Bu tavrı, açılımın sınırlarının dar tutulacağının işareti olarak görenler de olabilir. Ama savaş sevenlerin, kin, nefret ve kanla varolanların gösterdikleri tepkiler bu bildirinin gücünü de kanıtlıyor.
MHP Genel Başkanı Devlet Bahçeli’ye göre, kendisinin beğendiği siyasetler “devlet politikası” olabilir, beğenmedikleri olamaz.
“Devlet politikası” kavramı tabii ki tartışmalıdır, ama bu kavrama anlamını asla Bahçeli yüklemek durumunda değildir.
Bahçeli, Mondros Mütarekesini örnek göstererek “bu da devlet politikasıydı” diyor. Doğrudur, o da devleti yönetenlerin politikasıydı ve imparatorluğun teslim belgesiydi. Türkiye Cumhuriyeti’ne Mondros mütarekesi tehdidi ise
demokrasiden değil, demokrasi korkusundan gelebilir.
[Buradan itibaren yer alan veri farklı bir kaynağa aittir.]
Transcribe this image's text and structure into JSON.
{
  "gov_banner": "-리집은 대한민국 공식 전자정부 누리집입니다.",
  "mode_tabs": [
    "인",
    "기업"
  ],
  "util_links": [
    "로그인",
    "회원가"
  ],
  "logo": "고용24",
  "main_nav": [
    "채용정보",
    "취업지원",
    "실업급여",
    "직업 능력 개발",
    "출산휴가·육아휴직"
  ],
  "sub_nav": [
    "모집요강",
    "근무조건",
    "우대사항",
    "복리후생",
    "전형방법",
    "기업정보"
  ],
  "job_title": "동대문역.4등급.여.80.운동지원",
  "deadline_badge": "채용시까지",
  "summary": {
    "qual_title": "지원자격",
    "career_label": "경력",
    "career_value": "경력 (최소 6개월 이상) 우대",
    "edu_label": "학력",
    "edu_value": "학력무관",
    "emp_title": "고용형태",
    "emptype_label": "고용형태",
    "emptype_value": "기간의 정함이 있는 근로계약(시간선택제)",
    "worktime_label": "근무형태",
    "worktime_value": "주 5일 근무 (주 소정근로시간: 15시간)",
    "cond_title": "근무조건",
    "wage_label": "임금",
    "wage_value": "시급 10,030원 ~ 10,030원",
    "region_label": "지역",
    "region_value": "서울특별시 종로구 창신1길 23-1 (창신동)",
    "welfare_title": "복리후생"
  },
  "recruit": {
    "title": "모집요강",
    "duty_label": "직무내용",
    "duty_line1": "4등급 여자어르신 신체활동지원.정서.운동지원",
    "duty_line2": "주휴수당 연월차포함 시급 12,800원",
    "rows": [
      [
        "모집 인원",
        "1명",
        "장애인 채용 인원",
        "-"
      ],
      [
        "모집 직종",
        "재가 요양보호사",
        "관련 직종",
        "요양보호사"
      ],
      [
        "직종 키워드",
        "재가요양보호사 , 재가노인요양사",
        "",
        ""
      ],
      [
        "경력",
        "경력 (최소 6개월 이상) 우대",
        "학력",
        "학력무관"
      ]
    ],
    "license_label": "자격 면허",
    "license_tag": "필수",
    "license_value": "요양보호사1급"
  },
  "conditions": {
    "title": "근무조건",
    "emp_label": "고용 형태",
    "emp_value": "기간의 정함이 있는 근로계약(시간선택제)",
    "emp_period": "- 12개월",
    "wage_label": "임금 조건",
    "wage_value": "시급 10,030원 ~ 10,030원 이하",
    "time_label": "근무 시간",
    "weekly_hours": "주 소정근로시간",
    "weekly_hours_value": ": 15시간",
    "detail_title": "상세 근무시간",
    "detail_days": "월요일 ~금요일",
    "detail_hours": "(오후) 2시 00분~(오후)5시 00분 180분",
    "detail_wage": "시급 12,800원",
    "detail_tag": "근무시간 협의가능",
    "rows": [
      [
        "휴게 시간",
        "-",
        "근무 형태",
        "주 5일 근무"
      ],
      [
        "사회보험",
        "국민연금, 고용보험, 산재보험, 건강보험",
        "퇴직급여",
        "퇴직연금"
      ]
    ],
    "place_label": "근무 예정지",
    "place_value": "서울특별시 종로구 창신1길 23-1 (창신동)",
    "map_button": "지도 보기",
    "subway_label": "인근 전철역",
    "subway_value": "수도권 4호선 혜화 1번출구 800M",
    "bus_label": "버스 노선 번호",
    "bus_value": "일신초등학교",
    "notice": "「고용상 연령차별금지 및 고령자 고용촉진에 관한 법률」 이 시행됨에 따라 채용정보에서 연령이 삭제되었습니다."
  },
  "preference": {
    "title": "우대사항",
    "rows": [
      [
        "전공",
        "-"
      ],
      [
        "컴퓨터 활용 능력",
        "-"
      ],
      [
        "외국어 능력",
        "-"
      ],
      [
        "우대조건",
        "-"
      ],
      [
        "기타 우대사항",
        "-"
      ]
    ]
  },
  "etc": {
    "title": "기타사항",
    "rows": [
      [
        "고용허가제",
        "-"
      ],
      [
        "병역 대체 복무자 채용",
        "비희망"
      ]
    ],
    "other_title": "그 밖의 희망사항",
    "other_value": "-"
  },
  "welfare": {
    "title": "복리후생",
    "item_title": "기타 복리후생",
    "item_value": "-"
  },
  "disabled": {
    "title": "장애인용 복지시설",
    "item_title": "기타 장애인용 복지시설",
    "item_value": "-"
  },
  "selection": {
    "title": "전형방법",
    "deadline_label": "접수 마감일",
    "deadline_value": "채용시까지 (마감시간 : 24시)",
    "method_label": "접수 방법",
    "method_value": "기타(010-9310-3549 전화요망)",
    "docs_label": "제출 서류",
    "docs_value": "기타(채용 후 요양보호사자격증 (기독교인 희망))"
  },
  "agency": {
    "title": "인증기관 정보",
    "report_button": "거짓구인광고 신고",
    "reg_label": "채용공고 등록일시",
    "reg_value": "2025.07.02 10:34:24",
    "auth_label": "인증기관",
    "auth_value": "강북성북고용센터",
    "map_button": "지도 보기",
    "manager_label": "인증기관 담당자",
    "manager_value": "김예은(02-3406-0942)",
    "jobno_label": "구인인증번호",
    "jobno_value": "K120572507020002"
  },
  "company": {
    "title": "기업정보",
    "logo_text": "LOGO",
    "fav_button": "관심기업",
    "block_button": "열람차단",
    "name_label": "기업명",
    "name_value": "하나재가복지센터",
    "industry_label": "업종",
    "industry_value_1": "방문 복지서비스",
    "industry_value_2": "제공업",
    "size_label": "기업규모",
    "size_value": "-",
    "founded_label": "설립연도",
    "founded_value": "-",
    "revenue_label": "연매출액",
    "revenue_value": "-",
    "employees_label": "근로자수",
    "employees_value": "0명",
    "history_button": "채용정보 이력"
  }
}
Önceki akşam MGK bildirisinin açıklandığı an, savaş sevenlerin bittiği an oldu. Umarız ki, Türk halkının geleceği için bu bildiri üzerine biraz daha düşünür ve savaşsız ve demokratik bir ülke yolunda ilerlemeye katkıda bulunma aşamasına gelirler.